A Alemanha tem muito mais rostos e perceções do que é atualmente visível. Queríamos trazer isso para “Nico” desde o início. Fazer um filme que fosse finalmente tão diverso quanto o nosso público. A diversidade, não apenas em termos de origem, mas também em termos de corpo e de sexualidade, deve ser representada da forma mais natural no panorama cinematográfico e televisivo alemão.

Durante a nossa luta com as nossas raiva e impotência sobre o facto de que, em 2021, o racismo e o sexismo ainda fazem parte da nossa vida quotidiana, começámos a escrever o guião em conjunto. Nesta fase, filmamos outra curta com Francy Fabritz como diretora de fotografia. Sara e eu soubemos imediatamente que Francy era perfeita para “Nico”. Assim, começámos com conversas profundas sobre a melhor forma de filmar um filme de tão baixo orçamento (7.000€).

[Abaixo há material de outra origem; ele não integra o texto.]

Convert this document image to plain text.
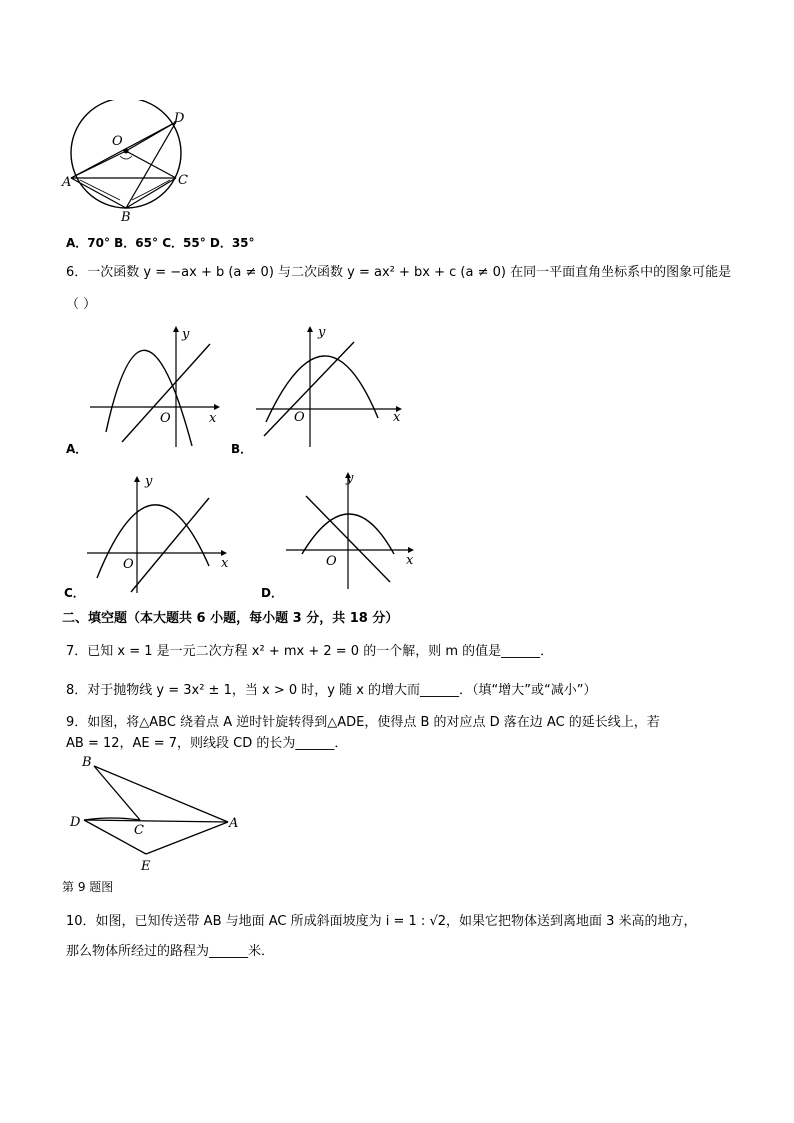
O
D
A	C
B
A．70° B．65° C．55° D．35°
6．一次函数 y = −ax + b (a ≠ 0) 与二次函数 y = ax² + bx + c (a ≠ 0) 在同一平面直角坐标系中的图象可能是
（ ）
O	x
y
A．
O	x
y
B．
O	x
y
C．
O	x
y
D．
二、填空题（本大题共 6 小题，每小题 3 分，共 18 分）
7．已知 x = 1 是一元二次方程 x² + mx + 2 = 0 的一个解，则 m 的值是______．
8．对于抛物线 y = 3x² ± 1，当 x > 0 时，y 随 x 的增大而______．（填“增大”或“减小”）
9．如图，将△ABC 绕着点 A 逆时针旋转得到△ADE，使得点 B 的对应点 D 落在边 AC 的延长线上，若
AB = 12，AE = 7，则线段 CD 的长为______．
B
D
C	A
E
第 9 题图
10．如图，已知传送带 AB 与地面 AC 所成斜面坡度为 i = 1 : √2，如果它把物体送到离地面 3 米高的地方，
那么物体所经过的路程为______米．
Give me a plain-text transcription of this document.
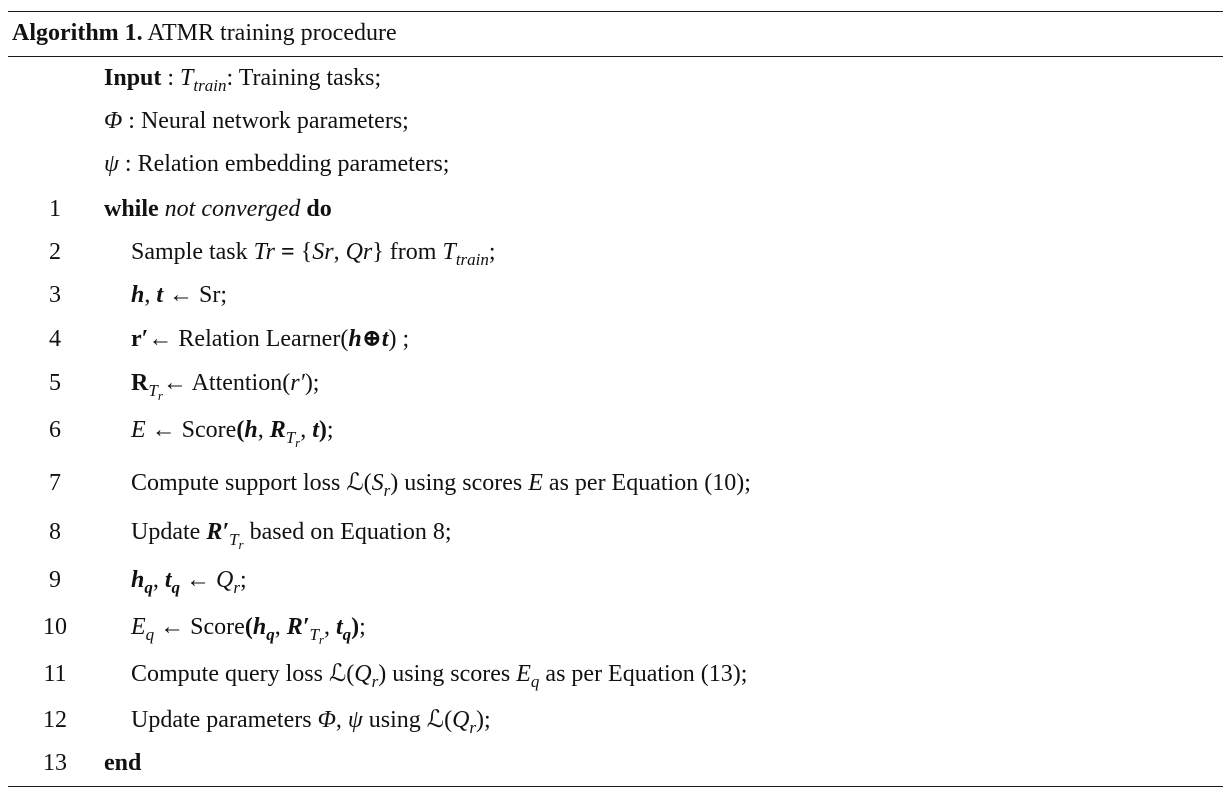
Algorithm 1. ATMR training procedure
Input : $T_{train}$: Training tasks;
Φ : Neural network parameters;
ψ : Relation embedding parameters;
1	while not converged do
2	Sample task Tr = {Sr, Qr} from $T_{train}$;
3	h, t ← Sr;
4	r′← Relation Learner(h⊕t) ;
5	$R_{T_r}\leftarrow$ Attention(r′);
6	E ← Score(h, $R_{T_r}$, t);
7	Compute support loss $ℒ(S_r)$ using scores E as per Equation (10);
8	Update $R'_{T_r}$ based on Equation 8;
9	$h_q$, $t_q$ ← $Q_r$;
10	$E_q$ ← $Score(h_q$, $R'_{T_r}$, $t_q$);
11	Compute query loss $ℒ(Q_r)$ using scores $E_q$ as per Equation (13);
12	Update parameters Φ, ψ using $ℒ(Q_r)$;
13	end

Normalmente, o departamento de câmaras é o mais presente num set de filmagens. Tripés grandes, muitas lâmpadas, monitores e vários assistentes. Isto cria um espaço íntimo no qual é possível fazer muita coisa, mas também pode restringir a autenticidade de uma cena e das suas personagens. Após algumas sessões de teste, ficou claro para mim que o filme precisava de uma câmara que pudesse se mover livremente e trabalhar sem assistência. Francy Fabritz então elaborou comigo um conceito com o qual o projeto desejado poderia ser realmente realizado. Assim, ambas ficámos em frente à ação, sozinhas, podendo seguir os atores livremente e sem inibições.

Pensando na questão do trabalho reprodutivo, em que as mulheres são as principais responsáveis por cuidar do espaço doméstico e das pessoas, é interessante que o seu filme aborda o autocuidado de uma profissional que se dedica a cuidar dos outros. É também notável que são os seus próprios pacientes e o seu professor de karaté, todas pessoas mais velhas, que melhor percebem a sua mudança. A relação de confiança que se estabelece entre eles é bastante genuína e levanta a questão sobre quem cuida de quem cuida. Como chegou à escolha desta profissão para Nico e o que quis abordar na sua relação com os seus pacientes e o seu professor de karaté?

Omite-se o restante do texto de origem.